In comparison to the results obtained in fractionated enzyme feeding strategy investigation (48 h—Fig. 4), similar TPA concentrations between standard HiC loading and half of the loading in hydrolysis reactions until 4 days were observed, while 10% and 5% of enzyme loading showed lower TPA concentrations (Fig. 5). Thus, these results support the saturation hypothesis previously discussed about amorphous surface area saturation by HiC. To overcome this limiting condition, increasing surface area of PC-PET particles could be an alternative to promote higher enzyme access to the internal regions of the polymer. Several reports have showed higher hydrolysis rates on enzymatic depolymerization when PET nanoparticles were used as substrate [19, 38, 44, 45]. Herzog et al. pointed a fourfold increment in hydrolysis rates of nanoscale polyester particles catalyzed by lipase from Candida cylindracea when compared to microscale sphere particles, even fixing total surface area available in the reactions. Then, it was suggested that this increase of enzymatic hydrolysis rate probably is also related to physical alteration of crystalline structures of the polymer when particle size was reduced beyond a critical value, as supported by Frank et al. [46], although this physical parameter was not possible to be determined by the authors [38]. The evaluation of of different PC-PET particle sizes (sieved fractions of PC-PET) effect in hydrolysis reactions catalyzed by HiC was also performed, and a tendency was observed: higher TPA concentrations were released as particle size decreased [26]. Even though reduction of particle size promotes higher conversions, the grinding process is an energy consuming step that must be considered in a detailed cost analysis of the enzymatic recycling route.

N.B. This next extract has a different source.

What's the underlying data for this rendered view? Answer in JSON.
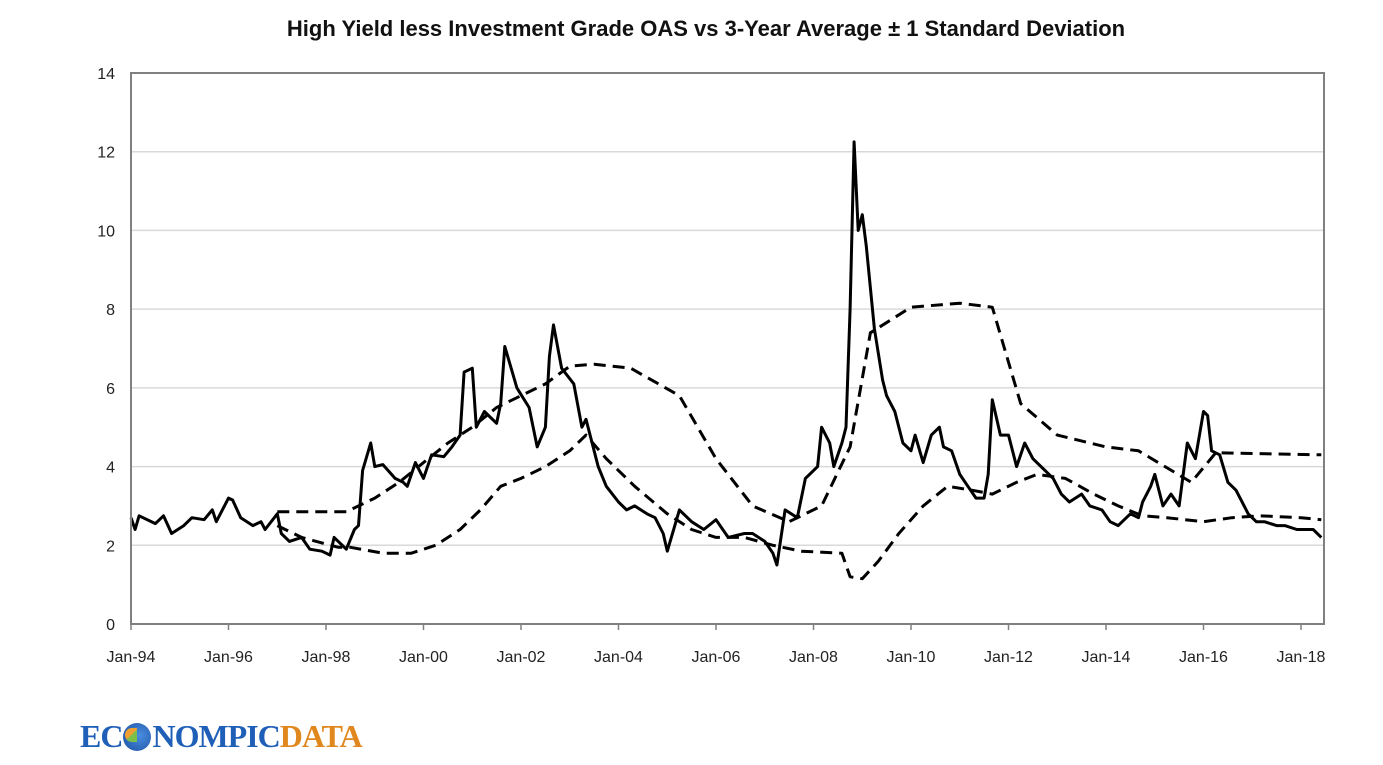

In addition, enzyme adsorption–desorption has also been recognized as a crucial step for enzymatic depolymerization of water insoluble substrates, such as polyesters, since it is a process limited to the substrate surface [8, 9, 47]. Several reports have shown by molecular docking and site-directed mutagenesis assays that enzyme adsorption probably occurs by affinity interactions between hydrophobic regions located in close vicinity to solvent-exposed catalytic site and the aromatic chain of PET [9, 48,49,50]. Some hydrolytic enzymes involved in depolymerization of natural polymers present specific binding modules on their structures that can act by two mechanisms: (1) increasing enzyme concentration attached on polymer surface and (2) partially disrupting polymer structure in order to produce accessible target sites to hydrolases activity. However, PET hydrolases lack a specific binding domain to PET substrate [9, 51]. Some studies have explored carbohydrate-binding modules (CBM) or polyhydroxyalkanoate-binding modules (PBM) fusions to different cutinases and results showed enhancement in enzyme adsorption and hydrolysis rates over PET substrates [22, 52]. Alternatively, fungal hydrophobins were fused to H. insolens and T. cellulosilytica cutinases and enzyme adsorption/activity were improved by reduction in PET surface hydrophobicity [53, 54]. Furukawa et al. explored the use of long alkyl chain anionic surfactants to polarize PET film surface in order to enhance adsorption of PETase from Ideonella sakaiensis, which displays a cationic polarity close to its active site, increasing PETase activity by 120-fold [43]. Thus, several strategies could still be adopted to improve enzymatic recycling of PC-PET.

Conclusions

In this study, it was demonstrated that unbuffered reaction system with pH control by addition of 0.5 M NaOH solution showed 81% increase in the hydrolysis products (TPA, MHET, BHET) concentrations (reaching a total of 26.3 mM, at 50 °C) as compared to Tris-buffered reaction. The use of the alkali also resulted in a more economical alternative. In addition, enzyme feeding fractionation was not effective to improve PET hydrolysis reaction in the condition studied, showing a reduction of 14% in the products released. However, based on this assay, it was observed that reduction of standard enzyme loading by half led to 1.16-fold increase of hydrolysis products, yielding a total of 83.5 mM (at 63 °C). Therefore, these findings herein reported represent important steps to reduce costs with consumables used in enzymatic PET recycling process.